Madelyn Blair’s company name Pelerei represents two root words that mean “lifting people up.” She made up the name as a hidden reminder of who she is and why she is here. Learn more about Madelyn’s books: Riding the Current and Essays in Two Voices.
In Essays in Two Voices Madelyn offers a simple process for two people to better understand an issue with by examining an issue together by sending short essay responses back and forth. We have so little time for pure inquiry, this process occurs when you have time for it, minimizes hidden agendas and gives permission to think a bit deeper and take some risks.
Her book Riding the Current is an excellent way to look at the stories we tell ourselves about what it takes to “stay current” and test out a new story that might make it a bit easier than we think
Madelyn discusses how Twitter, Facebook, Linked in, and other social media platforms showcase great stories told in non-traditional ways. She reiterates that stories don’t engage because of technology but because the story is interesting. Stories aren’t interesting without the creative tension of conflicting values or some obstacle blocking a goal.

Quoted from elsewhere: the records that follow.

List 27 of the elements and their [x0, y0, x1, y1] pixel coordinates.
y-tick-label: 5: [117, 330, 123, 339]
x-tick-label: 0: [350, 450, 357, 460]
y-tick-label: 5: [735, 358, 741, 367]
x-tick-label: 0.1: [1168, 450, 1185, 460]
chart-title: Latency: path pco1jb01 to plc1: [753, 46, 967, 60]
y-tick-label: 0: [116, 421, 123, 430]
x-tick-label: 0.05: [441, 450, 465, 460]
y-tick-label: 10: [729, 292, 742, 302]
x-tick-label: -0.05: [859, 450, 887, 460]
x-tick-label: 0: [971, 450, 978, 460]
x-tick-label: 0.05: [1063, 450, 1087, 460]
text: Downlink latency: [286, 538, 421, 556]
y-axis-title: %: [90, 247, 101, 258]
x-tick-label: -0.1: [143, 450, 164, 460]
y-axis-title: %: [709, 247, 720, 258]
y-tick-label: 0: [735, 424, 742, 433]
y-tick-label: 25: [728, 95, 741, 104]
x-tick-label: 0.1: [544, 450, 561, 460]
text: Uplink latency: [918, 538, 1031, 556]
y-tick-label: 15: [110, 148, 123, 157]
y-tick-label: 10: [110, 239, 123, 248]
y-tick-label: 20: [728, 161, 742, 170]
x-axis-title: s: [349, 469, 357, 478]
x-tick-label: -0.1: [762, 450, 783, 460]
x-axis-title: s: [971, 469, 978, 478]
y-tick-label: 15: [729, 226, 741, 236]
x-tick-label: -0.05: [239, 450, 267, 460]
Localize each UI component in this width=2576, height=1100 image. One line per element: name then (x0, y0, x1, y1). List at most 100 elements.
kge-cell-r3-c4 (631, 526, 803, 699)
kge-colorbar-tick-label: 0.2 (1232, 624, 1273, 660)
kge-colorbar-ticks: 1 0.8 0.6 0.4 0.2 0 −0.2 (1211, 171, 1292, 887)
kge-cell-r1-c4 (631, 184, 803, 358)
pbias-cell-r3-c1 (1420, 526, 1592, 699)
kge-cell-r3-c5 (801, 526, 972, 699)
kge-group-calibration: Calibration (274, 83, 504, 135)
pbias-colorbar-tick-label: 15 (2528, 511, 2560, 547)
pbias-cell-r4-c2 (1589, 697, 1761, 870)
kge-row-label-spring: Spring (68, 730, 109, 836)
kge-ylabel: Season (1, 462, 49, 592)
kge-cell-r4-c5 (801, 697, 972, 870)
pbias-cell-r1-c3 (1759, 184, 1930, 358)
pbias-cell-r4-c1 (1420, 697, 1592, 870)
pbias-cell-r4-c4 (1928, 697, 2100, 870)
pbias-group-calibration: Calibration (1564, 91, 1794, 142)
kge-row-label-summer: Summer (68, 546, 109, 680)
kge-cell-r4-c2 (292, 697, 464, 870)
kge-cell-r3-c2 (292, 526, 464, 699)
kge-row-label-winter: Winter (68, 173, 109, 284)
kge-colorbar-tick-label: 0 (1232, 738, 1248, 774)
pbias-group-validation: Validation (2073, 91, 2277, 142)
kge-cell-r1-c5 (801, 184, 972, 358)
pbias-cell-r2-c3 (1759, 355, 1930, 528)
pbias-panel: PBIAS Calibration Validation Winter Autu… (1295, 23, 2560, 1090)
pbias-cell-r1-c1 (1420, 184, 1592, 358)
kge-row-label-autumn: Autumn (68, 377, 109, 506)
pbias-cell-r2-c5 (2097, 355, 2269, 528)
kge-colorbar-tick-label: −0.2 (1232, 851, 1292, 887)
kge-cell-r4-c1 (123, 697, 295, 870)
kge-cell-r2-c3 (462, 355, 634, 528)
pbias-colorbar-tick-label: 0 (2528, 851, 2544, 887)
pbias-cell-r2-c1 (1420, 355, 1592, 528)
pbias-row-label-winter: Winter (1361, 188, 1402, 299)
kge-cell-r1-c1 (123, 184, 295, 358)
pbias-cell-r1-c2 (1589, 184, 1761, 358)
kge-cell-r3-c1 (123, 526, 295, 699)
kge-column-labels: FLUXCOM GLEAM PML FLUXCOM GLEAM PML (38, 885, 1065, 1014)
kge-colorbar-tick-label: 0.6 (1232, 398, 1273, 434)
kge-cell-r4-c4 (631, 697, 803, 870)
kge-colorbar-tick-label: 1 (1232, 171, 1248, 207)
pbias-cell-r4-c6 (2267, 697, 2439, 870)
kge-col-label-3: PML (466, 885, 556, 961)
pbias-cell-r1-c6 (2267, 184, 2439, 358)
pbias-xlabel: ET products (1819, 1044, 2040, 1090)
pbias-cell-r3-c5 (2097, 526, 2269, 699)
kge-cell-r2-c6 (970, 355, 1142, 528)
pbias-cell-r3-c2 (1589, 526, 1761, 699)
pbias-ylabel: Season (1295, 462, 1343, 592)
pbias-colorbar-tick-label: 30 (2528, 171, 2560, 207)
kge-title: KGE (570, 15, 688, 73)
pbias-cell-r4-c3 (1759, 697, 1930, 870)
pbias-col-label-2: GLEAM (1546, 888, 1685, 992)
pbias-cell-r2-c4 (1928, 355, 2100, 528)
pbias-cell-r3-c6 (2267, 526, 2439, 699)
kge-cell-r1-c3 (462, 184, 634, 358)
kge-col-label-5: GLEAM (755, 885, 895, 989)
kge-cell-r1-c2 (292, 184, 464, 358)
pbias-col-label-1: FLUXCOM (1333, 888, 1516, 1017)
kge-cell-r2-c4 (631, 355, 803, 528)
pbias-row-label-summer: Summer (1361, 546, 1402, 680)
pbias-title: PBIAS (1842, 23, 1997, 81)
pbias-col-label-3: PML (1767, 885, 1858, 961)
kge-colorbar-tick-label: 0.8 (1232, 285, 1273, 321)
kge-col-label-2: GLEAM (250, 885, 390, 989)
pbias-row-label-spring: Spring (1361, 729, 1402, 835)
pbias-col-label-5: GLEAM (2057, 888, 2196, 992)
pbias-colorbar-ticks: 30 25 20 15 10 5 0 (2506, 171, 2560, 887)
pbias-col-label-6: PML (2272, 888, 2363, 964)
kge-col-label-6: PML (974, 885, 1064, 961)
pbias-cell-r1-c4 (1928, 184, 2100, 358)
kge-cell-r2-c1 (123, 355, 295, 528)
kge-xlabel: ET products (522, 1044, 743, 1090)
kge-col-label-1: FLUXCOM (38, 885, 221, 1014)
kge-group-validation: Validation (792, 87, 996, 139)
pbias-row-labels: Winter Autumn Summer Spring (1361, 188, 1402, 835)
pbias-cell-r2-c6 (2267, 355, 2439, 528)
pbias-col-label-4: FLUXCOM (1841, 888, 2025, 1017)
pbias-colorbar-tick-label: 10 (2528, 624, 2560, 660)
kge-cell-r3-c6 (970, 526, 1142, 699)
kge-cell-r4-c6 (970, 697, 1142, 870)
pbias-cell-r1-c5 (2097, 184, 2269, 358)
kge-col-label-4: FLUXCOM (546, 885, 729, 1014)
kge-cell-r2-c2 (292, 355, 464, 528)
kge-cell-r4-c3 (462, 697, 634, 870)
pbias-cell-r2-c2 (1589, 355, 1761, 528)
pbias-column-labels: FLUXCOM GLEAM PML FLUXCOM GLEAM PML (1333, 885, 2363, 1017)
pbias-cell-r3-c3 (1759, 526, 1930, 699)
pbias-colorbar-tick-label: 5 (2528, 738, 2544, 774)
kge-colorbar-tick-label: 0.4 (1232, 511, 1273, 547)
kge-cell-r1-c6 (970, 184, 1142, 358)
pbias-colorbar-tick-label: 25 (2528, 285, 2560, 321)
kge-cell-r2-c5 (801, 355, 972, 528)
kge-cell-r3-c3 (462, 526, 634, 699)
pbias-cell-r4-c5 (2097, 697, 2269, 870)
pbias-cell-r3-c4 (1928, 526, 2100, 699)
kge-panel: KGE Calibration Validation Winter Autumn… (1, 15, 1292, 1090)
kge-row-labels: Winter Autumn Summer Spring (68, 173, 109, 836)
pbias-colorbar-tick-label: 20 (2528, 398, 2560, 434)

When I asked if Madelyn had seen many storytelling mistakes she noted that when someone discovers storytelling, they want to use it everywhere and tell a story even when they don’t need one. When a story is needed she says some people confuse a simple narration of events with a story. Narration without tension or dilemma won’t engage listeners like a real story. And she recommends you ensure that the tension or dilemma in your story relates to the business situation.
During a discussion of Madelyn’s success using the principles of appreciate inquiry, we both credit Doug Lipman for the advice that “if you listen well enough, you can listen a story out of someone.” Listening is vital to appreciative inquiry and storytelling. Merging the principles of both creates a flow of communication that steadily deepens understanding.
Madelyn shares a storytelling exercise she uses with groups to improve mood, reveal core values, transfer important wisdom, or reveal pockets of wisdom important enough to share. She asks the group to pair off or gather in small groups and to “Tell each other about a project you are really proud of.”